Picture that picture. It’s a photo of San Diego’s oldest female basketball players lined up in shorts, playing in the cemetery. It’s 1985.

The goal is to get all seven players in that picture into a national championship game.

“Took everybody’s best game to make the playoffs that year,” team coach Maureen San Nicolas says. “Some had never stepped foot on a basketball court, and these were the top local women’s basketball teams.”

Arnold Hoiles won the North American championship that year. It was the oldest trophy he ever won. His older brother, Bud, was also on the team and won the state championship the year before.
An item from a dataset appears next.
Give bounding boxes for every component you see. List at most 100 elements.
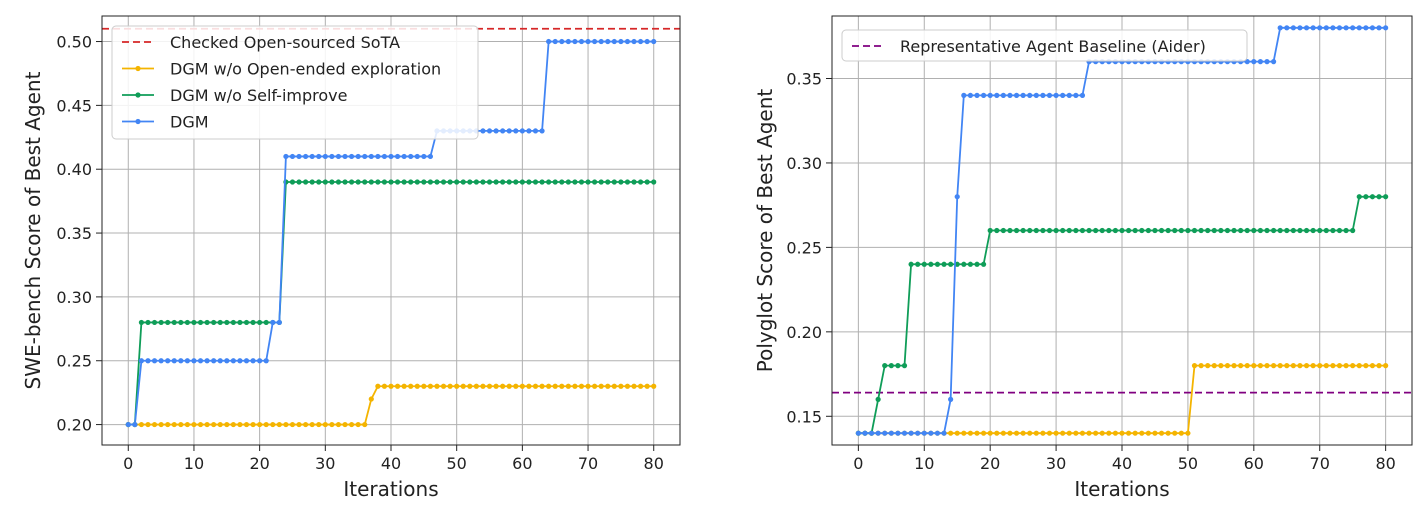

They were not allowed to practice together that year, but one of the players – Karen Contreras – played for both teams.

“In those days, you had a couple of players on each team,” she says. “There was only about one hour to train.”

“Me and Karen were the only two that were ever in high school at the same time,” San Nicolas says. “If she got a scholarship, she was going to go to college, and if I got a scholarship, then I was going to play at San Diego State. That was about it.”

Arnold says they practiced about once a week, and then played in the cemetery. “It was a little like playing on Mother Earth,” he says.

His advice to the women today: “Earn a scholarship, if you can get one, play basketball. Everybody is dumb if they don’t play basketball.”

Arnold says he played basketball at the university level until 1971, when he was drafted into the NFL.